Bu mülkiyet görüşü, Woodcock'un dikkat çektiği üzere köylülerin mülkiyet ilişkilerine bakış açısını yansıtır. Proudhon 19. yy.'ın sanayileşmesi hakkında çok az bilgiye sahipti. Onun deneyimleri bir köylü ve bir küçük dükkan sahibi olaraktı. Bununla beraber, (onun bakış açısı) tarımsal bir toplumdan sinai bir topluma geçiş hakkındaki temel noktaları kavrayan bir bakış açısıydı, ve de açıkça pekçok çağdaşının paylaştığı bir bakış açısıydı. What is Property'nin ona sağladığı ün, hayatının geri kalanında onu radikal siyasetin ön saflarına doğru iteledi aslında bütün bir 19. yy.'da ve İspanya İçç Savaşı'nda da. 1848 devrimleri patladığında Marx'tan daha iyi tanınan ve çok daha etkili bir şahsiyetti. Ünü 1848'de, daha sonra konuşmalarında işçi sınıfının artan gücüne dikkat çekeceği, Ulusal Parlamento'ya seçilmesine yol açtı. 1842 gibi erken bir tarihte Proudhon şunu ifade ediyordu: " 'İşçiler, emekçiler, halktan insanlar, reform girişimi sizindir ... Yeni sosyalist devrim ... işyerlerindeki savaşla başlayacaktır' diye günlüğüne yazıyordu; ve Latin Sendikalizminden İspanyol İç Savaşına kadar yankılanacak şu ek düşüncelerini not ediyordu: 'Eğer siyasi bir devrim aracılığı ile oluşursa, toplumsal devrim ciddi fedakarlıklar yapacaktır' " .

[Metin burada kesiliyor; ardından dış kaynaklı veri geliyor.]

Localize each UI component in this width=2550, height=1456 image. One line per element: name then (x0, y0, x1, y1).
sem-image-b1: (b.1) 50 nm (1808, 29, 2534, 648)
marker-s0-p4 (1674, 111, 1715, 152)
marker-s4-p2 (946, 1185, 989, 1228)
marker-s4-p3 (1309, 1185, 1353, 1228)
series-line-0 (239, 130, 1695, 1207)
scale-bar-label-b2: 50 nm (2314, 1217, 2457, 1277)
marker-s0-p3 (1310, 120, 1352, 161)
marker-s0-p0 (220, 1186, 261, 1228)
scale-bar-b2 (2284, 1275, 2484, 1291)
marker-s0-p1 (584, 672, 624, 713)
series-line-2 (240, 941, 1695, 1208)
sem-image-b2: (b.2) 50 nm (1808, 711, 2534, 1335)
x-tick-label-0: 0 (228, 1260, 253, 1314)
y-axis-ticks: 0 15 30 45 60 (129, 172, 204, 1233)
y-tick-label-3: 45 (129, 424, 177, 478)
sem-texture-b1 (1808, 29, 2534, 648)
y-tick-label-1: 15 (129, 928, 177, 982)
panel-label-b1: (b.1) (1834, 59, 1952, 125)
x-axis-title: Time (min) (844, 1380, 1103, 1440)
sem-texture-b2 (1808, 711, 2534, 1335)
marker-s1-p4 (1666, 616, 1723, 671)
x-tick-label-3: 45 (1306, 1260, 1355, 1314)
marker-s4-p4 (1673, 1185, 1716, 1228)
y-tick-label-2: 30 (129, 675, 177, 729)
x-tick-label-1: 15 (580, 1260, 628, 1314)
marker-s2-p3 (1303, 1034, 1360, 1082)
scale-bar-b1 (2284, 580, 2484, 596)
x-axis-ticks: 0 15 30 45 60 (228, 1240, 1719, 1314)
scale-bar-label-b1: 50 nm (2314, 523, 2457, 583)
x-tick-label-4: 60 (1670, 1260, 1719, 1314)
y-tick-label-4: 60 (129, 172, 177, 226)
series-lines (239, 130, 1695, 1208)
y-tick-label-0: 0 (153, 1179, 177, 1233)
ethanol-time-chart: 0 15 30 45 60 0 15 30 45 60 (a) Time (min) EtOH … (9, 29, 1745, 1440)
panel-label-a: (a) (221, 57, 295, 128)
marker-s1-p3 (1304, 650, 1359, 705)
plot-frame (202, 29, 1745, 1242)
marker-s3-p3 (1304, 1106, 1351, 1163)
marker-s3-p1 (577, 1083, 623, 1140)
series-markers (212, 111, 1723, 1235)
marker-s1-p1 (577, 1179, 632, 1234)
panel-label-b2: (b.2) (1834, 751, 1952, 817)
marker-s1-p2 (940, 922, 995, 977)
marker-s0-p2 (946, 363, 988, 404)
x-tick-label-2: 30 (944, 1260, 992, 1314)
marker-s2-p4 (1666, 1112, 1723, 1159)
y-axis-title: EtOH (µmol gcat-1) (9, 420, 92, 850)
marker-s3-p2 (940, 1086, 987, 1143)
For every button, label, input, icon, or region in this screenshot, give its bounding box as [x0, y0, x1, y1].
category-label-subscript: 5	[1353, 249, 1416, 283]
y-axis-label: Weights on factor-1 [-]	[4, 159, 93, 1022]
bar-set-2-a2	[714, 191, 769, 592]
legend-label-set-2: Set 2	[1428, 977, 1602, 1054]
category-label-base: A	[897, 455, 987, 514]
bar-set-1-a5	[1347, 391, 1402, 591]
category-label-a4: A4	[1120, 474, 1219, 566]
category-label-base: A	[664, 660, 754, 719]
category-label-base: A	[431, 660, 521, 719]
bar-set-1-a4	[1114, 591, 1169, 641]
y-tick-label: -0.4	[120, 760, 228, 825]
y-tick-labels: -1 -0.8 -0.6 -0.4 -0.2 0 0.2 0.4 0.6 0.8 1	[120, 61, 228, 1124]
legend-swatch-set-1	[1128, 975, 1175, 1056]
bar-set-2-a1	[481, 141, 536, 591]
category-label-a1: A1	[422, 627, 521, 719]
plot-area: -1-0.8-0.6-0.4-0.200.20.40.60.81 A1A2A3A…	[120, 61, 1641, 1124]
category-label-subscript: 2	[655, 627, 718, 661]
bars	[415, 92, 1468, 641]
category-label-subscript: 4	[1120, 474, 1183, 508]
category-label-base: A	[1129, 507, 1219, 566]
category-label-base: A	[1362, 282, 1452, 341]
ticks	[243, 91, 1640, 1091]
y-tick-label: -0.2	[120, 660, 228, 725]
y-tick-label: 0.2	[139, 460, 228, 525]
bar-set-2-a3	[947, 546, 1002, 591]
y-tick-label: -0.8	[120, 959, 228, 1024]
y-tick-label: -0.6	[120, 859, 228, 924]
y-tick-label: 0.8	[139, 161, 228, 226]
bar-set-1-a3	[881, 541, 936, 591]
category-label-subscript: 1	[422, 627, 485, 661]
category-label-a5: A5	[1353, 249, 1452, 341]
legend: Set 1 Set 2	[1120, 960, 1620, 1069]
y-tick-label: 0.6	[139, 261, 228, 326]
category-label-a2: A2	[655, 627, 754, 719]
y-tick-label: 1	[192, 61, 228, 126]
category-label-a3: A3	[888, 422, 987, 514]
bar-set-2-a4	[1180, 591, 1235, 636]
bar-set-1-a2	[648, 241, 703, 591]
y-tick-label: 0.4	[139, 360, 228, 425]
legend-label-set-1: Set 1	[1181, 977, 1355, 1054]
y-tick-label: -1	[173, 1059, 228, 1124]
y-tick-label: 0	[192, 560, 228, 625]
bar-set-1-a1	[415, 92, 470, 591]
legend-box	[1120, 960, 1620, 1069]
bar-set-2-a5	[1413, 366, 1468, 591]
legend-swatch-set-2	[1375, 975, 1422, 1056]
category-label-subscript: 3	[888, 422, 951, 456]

Proudhon'un düşüncelerinin ana temaları çalışmalarının çoğu boyunca değişmemiştir. Yukarıdan siyasi devrimi eleştirmiş, Marksist gelenekten devrimcilerin saplanıp kaldığı sosyalist görüşün karanlık yanlarını açıkça ortaya koymuştur. Ne amaçla organize edilmiş olursa olsun merkezi hükümet, merkezsizleşmiş ve karşılıkçı ekonomi tarafından karşı çıkılması gereken bir şeytandır. Çalışmalarında hep gözlenen federalist tema, gelişmekte olan ulus devletlerin merkezileşmesine karşı çıkmak için tasarlanmıştır. Bu federalizm ABD veya İsviçre'de takip edilen federalizmden oldukça farklı olan bir federalizmdi. Bu, yukarıdan "gelen" (intikal eden) (bir güçten ziyade) gerçek gücün yerel düzeyde konuşlandığı bir federalizmdi. Nihayet, işçi sınıfını, en sonunda kendi özgürlüğünü kazanacak özerk bir devrimci güç olarak tanımlıyordu.